(télécharger l'entretien en PDF)
NP : La notion de temps est centrale dans ta démarche. Nous y reviendrons. J’imagine que la résidence au sein de la Réserve géologique de Haute-Provence a dû être particulièrement motivante.
JL : La découverte de la réserve a débuté au travers de quelques promenades autour des parcours d’art, déjà suffisantes pour me rendre compte de la diversité et de l’ampleur des paysages alentours, ainsi que de leurs particularités. Les montagnes noires, suscitant l’idée d’immersion dans un paysage « lunaire », ont constitué une première amorce pour mes recherches. par ailleurs, la présence sonore quasi permanente des cascades et des rivières autour de la résidence d’artiste du cairn a certainement influé sur mes pistes de travail.
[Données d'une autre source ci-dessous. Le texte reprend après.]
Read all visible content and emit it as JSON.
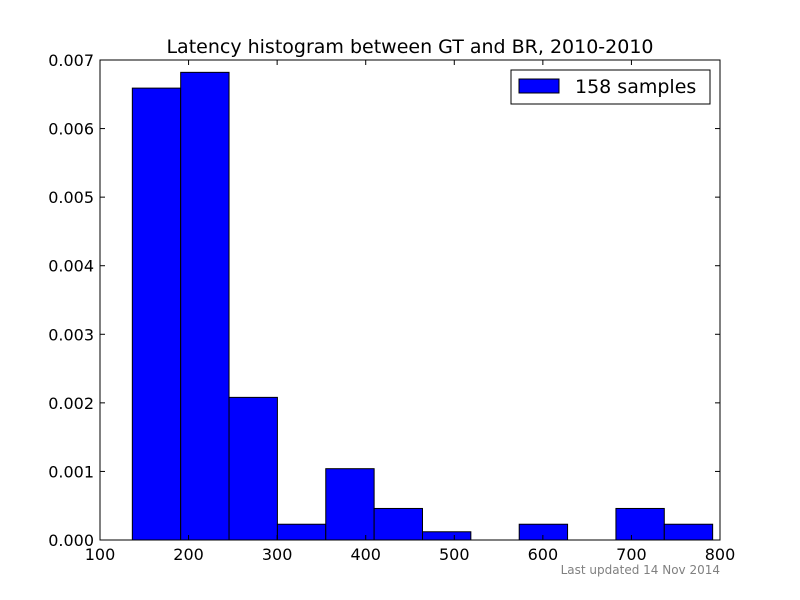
{
  "chart_data": {
    "type": "bar",
    "title": "Latency histogram between GT and BR, 2010-2010",
    "xlabel": "",
    "ylabel": "",
    "xlim": [
      100,
      800
    ],
    "ylim": [
      0,
      0.007
    ],
    "x_ticks": [
      100,
      200,
      300,
      400,
      500,
      600,
      700,
      800
    ],
    "x_tick_labels": [
      "100",
      "200",
      "300",
      "400",
      "500",
      "600",
      "700",
      "800"
    ],
    "y_ticks": [
      0,
      0.001,
      0.002,
      0.003,
      0.004,
      0.005,
      0.006,
      0.007
    ],
    "y_tick_labels": [
      "0.000",
      "0.001",
      "0.002",
      "0.003",
      "0.004",
      "0.005",
      "0.006",
      "0.007"
    ],
    "bins": [
      [
        136.5,
        191.1
      ],
      [
        191.1,
        245.7
      ],
      [
        245.7,
        300.3
      ],
      [
        300.3,
        354.9
      ],
      [
        354.9,
        409.5
      ],
      [
        409.5,
        464.1
      ],
      [
        464.1,
        518.7
      ],
      [
        518.7,
        573.3
      ],
      [
        573.3,
        627.9
      ],
      [
        627.9,
        682.5
      ],
      [
        682.5,
        737.1
      ],
      [
        737.1,
        791.7
      ]
    ],
    "values": [
      0.00659,
      0.00682,
      0.00208,
      0.00023,
      0.00104,
      0.00046,
      0.00012,
      0,
      0.00023,
      0,
      0.00046,
      0.00023
    ],
    "series": [
      {
        "name": "158 samples",
        "color": "#0000ff"
      }
    ],
    "legend_position": "top-right",
    "grid": false,
    "bar_color": "#0000ff",
    "edge_color": "#000000"
  },
  "footer": {
    "text": "Last updated 14 Nov 2014"
  }
}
Tu expérimentes différents médiums — dessin, installation, vidéo, performance, que l’on retrouve dans Circuit Fermé, ton exposition au centre d’art du CAIRN. Comment as-tu pensé le dialogue entre tous ces éléments ?
Les choses se sont affinées au fil du projet, qui dès le début était axé sur une pièce principale et son matériau, la glace. J’ai ensuite dû m’adapter aux contraintes qu’implique l’intégration d’un tel élément, qui génèrera au fil du temps plus de 2 200 litres d’eau dans un espace d’exposition. une grande partie du projet a donc consisté à anticiper et à assumer ces contraintes comme faisant partie intégrante de la conception de l’installation et à penser l’articulation entre les différents éléments.
Je tache souvent d’explorer un concept et un matériau jusqu’à son épuisement, donc le dessin (l’eau et l’encre) allait de soi, par déclinaison. Même si les différentes œuvres sont pensées comme complémentaires, j’en propose une combinaison parmi d’autres possibles. J’instaure également un dialogue entre les matériaux : le plomb par exemple, composant principal de la sculpture Construction Protocolaire Aléatoire, a aussi été utilisé pour les rigoles d’évacuation de l’eau de Circuit Fermé. La notion de paysage structure l’ensemble des œuvres de l’exposition, le bloc de glace évoquant l’érosion, les dessins rappelant la ligne d’horizon ou la topographie de la sculpture en plomb suggérant un soulèvement géologique.
Comment es-tu passé du projet d’atelier à l’installation finale ?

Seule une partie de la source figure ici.